Robert Cody

 

 

 

 

 

Robert Cody is a registered architect in New York, a LEED Accredited Professional, and a member of the AIA and NCARB. He is the founding partner of Amoia Cody Architecture, established with his partner Angela Amoia. Since 2005, he has taught at the New York Institute of Technology, where he has served as Professor of Practice since 2019 and currently serves as Director of the Master of Architecture (M.Arch) program. His teaching focuses on comprehensive and community-based design studios, as well as building technology coursework that integrates environmental systems, performance modeling, and construction methodologies into the design process.

At NYIT, Robert has taught and coordinated studios at all levels, including thesis, comprehensive design, and community design, as well as courses in building construction and architectural theory. He has also led study abroad and travel programs in Italy, Germany, and Scandinavia (2014–2019), including academic trips to Finland to study Alvar Aalto’s buildings, campuses, and regional planning strategies firsthand, which have directly informed his research and writing. His leadership roles at NYIT have included Chair (2011–2017), Associate Dean (2017), and Director of Undergraduate Programs (2018).

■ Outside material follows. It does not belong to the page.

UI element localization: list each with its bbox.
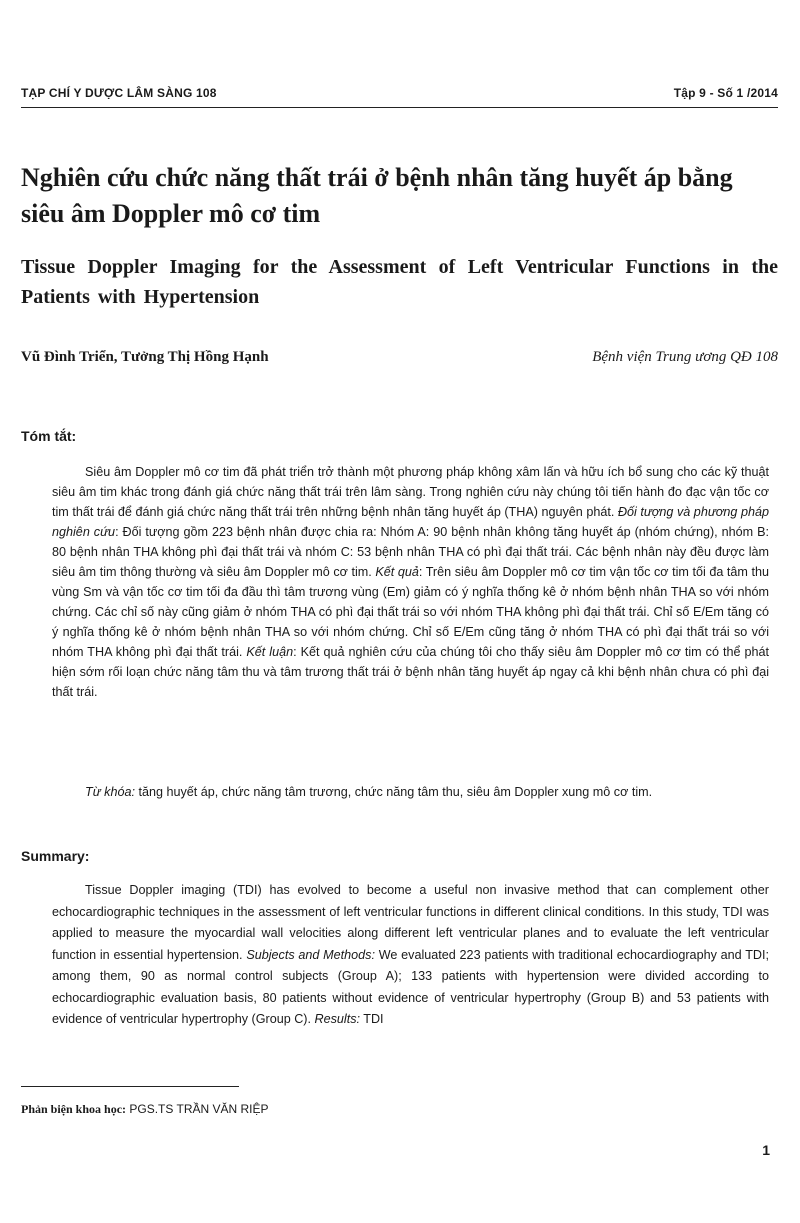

Robert’s early curiosity about how things are made—beginning with award-winning model-making and design experimentation at a young age—grew into a career defined by both technical rigor and conceptual clarity. He earned his architectural license soon after graduating in 1993 and has worked with notable firms, including Kohn Pedersen Fox and Beckhard Richlan Associates. Today, he continues to practice actively through design projects, competitions, and an ongoing scholarship focused on how architecture shapes environmental performance, cultural meaning, and users' lived experience.


Angela Amoia

 

 

 

 

 

Angela Amoia is a partner at Amoia Cody Architecture and an Adjunct Associate Professor of Architecture at the New York Institute of Technology’s School of Architecture and Design. Since earning her Master of Science in Advanced Architectural Design from Columbia University—where she began her early research on Alvar Aalto—she has maintained a long-standing commitment to bridging architectural practice, education, and design scholarship.

Amoia has taught across history, theory, and architectural design studio curricula, including comprehensive studios that integrate conceptual development with technical resolution and professional standards. She has also contributed to study abroad programming in Italy, using travel as a pedagogical platform for engaging architectural history, material culture, and urban precedent as active tools for contemporary design thinking.

Her professional experience spans a wide range of building types and scales, shaped by leadership roles within both internationally and locally recognized New York City firms. As a project manager, she has guided complex projects including skyscrapers, large-scale academic facilities, residential buildings, and adaptive reuse work. Across these diverse contexts, her focus has consistently centered on design integrity—ensuring that architectural intent is carried through detailing, coordination, and construction execution. She has worked with notable practices including Kohn Pedersen Fox and TRA Architects, bringing rigorous project delivery expertise to both her firm and her teaching.

Amoia’s architectural sensibility is grounded in an early visual discipline: she began drawing not simply to document what she saw, but to convey the emotional and spatial character of place. Influenced by a family background that includes Italian landscape artists, she developed an enduring interest in how environments communicate identity, memory, and atmosphere—an outlook that continues to shape her approach to architectural composition, material expression, and human experience.

Together, Robert Cody and Angela Amoia are the co-authors of Alvar Aalto and the Future of Architecture and the NYC Green Density Zoning Handbook, publications that emerged directly from their practice-based teaching and collaborative research at the intersection of design, sustainability, and building technology. These works reflect a shared methodology that connects architectural experimentation with real-world constraints—including zoning frameworks, environmental performance, material systems, and evolving urban policy—while advancing design as a tool for ecological and social adaptation.

Their most recent book, Alvar Aalto and Urban Design, provides a fresh and timely interpretation of Aalto’s regional and community planning work, emphasizing how his strategies anticipated contemporary priorities such as resiliency, energy awareness, public health, and long-term environmental performance. The book positions Aalto’s planning not as a fixed historical model, but as a living framework—offering architects, planners, and educators actionable lessons for shaping more regenerative, socially responsive, and ecologically grounded futures for cities in the 21st century.